Philip 'Flip' Froelich
Research
Ge/Si-Opal and the "Missing Sink"
Investigations of Germanium Geochemistry and Paleoredox
Over the last several years we demonstrated that Ge/Si-opal records from Pleistocene
piston and drill cores monitor paleoceanographic variations in whole ocean Ge/Si-seawater.
These records are coherent with the marine isotope record of global ice volume. We
attributed these Ge/Si variations to glacial-to-interglacial changes in continental
weathering intensity and climate-driven changes in the delivery of Ge/Si to the sea.
This view has been updated with recent developments, which include
(1) Establishment of a robust hydride-generation single-ion-monitoring ICP-MS method for the determination of Ge in small mass solid phase and pore water samples; and
(2) Discovery from sediment pore water and solid phase extraction profiles that inorganic-Ge undergoes a diagenetic reaction in the suboxic zone that may represent a non-opal "missing Ge-sink" needed to balance the opal, fluvial and hydrothermal Ge/Si cycle in the ocean.

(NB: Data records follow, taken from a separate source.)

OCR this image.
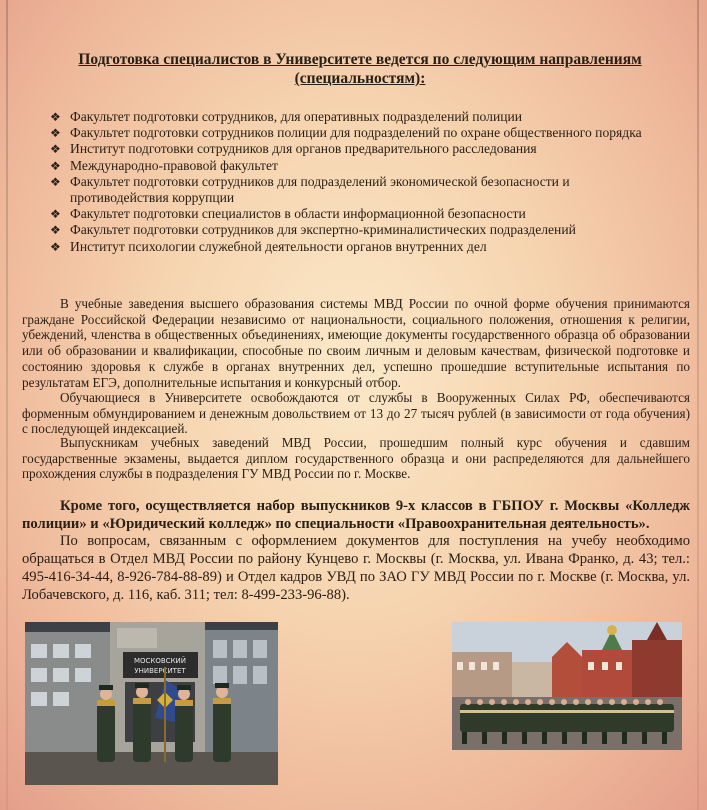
Подготовка специалистов в Университете ведется по следующим направлениям (специальностям):
❖ Факультет подготовки сотрудников, для оперативных подразделений полиции
❖ Факультет подготовки сотрудников полиции для подразделений по охране общественного порядка
❖ Институт подготовки сотрудников для органов предварительного расследования
❖ Международно-правовой факультет
❖ Факультет подготовки сотрудников для подразделений экономической безопасности и противодействия коррупции
❖ Факультет подготовки специалистов в области информационной безопасности
❖ Факультет подготовки сотрудников для экспертно-криминалистических подразделений
❖ Институт психологии служебной деятельности органов внутренних дел

В учебные заведения высшего образования системы МВД России по очной форме обучения принимаются граждане Российской Федерации независимо от национальности, социального положения, отношения к религии, убеждений, членства в общественных объединениях, имеющие документы государственного образца об образовании или об образовании и квалификации, способные по своим личным и деловым качествам, физической подготовке и состоянию здоровья к службе в органах внутренних дел, успешно прошедшие вступительные испытания по результатам ЕГЭ, дополнительные испытания и конкурсный отбор.

Обучающиеся в Университете освобождаются от службы в Вооруженных Силах РФ, обеспечиваются форменным обмундированием и денежным довольствием от 13 до 27 тысяч рублей (в зависимости от года обучения) с последующей индексацией.

Выпускникам учебных заведений МВД России, прошедшим полный курс обучения и сдавшим государственные экзамены, выдается диплом государственного образца и они распределяются для дальнейшего прохождения службы в подразделения ГУ МВД России по г. Москве.

Кроме того, осуществляется набор выпускников 9-х классов в ГБПОУ г. Москвы «Колледж полиции» и «Юридический колледж» по специальности «Правоохранительная деятельность».

По вопросам, связанным с оформлением документов для поступления на учебу необходимо обращаться в Отдел МВД России по району Кунцево г. Москвы (г. Москва, ул. Ивана Франко, д. 43; тел.: 495-416-34-44, 8-926-784-88-89) и Отдел кадров УВД по ЗАО ГУ МВД России по г. Москве (г. Москва, ул. Лобачевского, д. 116, каб. 311; тел: 8-499-233-96-88).

МОСКОВСКИЙ
УНИВЕРСИТЕТ
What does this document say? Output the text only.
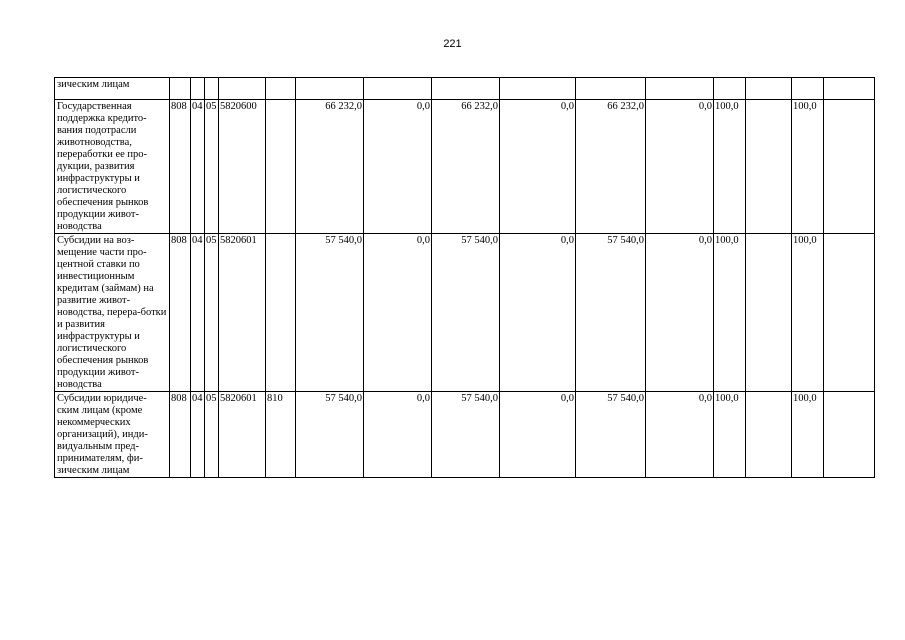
221
зическим лицам															
Государственная поддержка кредито-вания подотрасли животноводства, переработки ее про-дукции, развития инфраструктуры и логистического обеспечения рынков продукции живот-новодства	808	04	05	5820600		66 232,0	0,0	66 232,0	0,0	66 232,0	0,0	100,0		100,0	
Субсидии на воз-мещение части про-центной ставки по инвестиционным кредитам (займам) на развитие живот-новодства, перера-ботки и развития инфраструктуры и логистического обеспечения рынков продукции живот-новодства	808	04	05	5820601		57 540,0	0,0	57 540,0	0,0	57 540,0	0,0	100,0		100,0	
Субсидии юридиче-ским лицам (кроме некоммерческих организаций), инди-видуальным пред-принимателям, фи-зическим лицам	808	04	05	5820601	810	57 540,0	0,0	57 540,0	0,0	57 540,0	0,0	100,0		100,0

We propose here a two-year program to accomplish two major goals:
(1) Document the diagenetic behavior of Ge and related redox elements in marine sediments from pore water and solid phase extracts of cores recovered in 1996 during TTN-057 (South Atlantic-Antarctic), ODP-177 in 1997-98 (South Atlantic-Antarctic) and the Palmer JGOFS Benthic Processes leg (AESOPS) in 1998 (South Pacific-Antarctic). Our goal is to quantify the sedimentary Ge balance (the "missing sink" in the global Ge-cycle) and to evaluate the extent to which changes in ocean redox (bottom water oxygen and vertical carbon fluxes) might be responsible for oceanic Ge/Si variations.
(2) Test the working hypothesis that Ge/Si is not fractionated during biouptake by analyzing intrinsic opal for Ge/Si-opal in Antarctic JGOFS traps, surface and last-glacial maximum sediments across the South Pacific-Antarctic Ocean. In conjunction with this work, we will also test whether Antarctic opal carries measurable Al and Fe to test Dymondâs equatorial Pacific model for inverting sediment Al/Ti ratios to opal paleo-rain and opal-Fe to dust fluxes. This work is a natural extension of our long-term effort to develop paleochemical tracers in intrinsic opal, and will be performed in collaboration with JGOFS investigators measuring Al/Ti in Antarctic traps and whole sediments. You can read more about this in a recent Southern Ocean Odyssey article (PDF Version).
These data, in conjunction with hydrographic Ge/Si profiles from the major oceans and OGCM models of the Ge/Si cycle, will permit us to better interpret the marine sediment Ge/Si-opal and opal accumulation rate records for a deeper understanding of the interactions among climate change, ocean chemistry and paleoproductivity.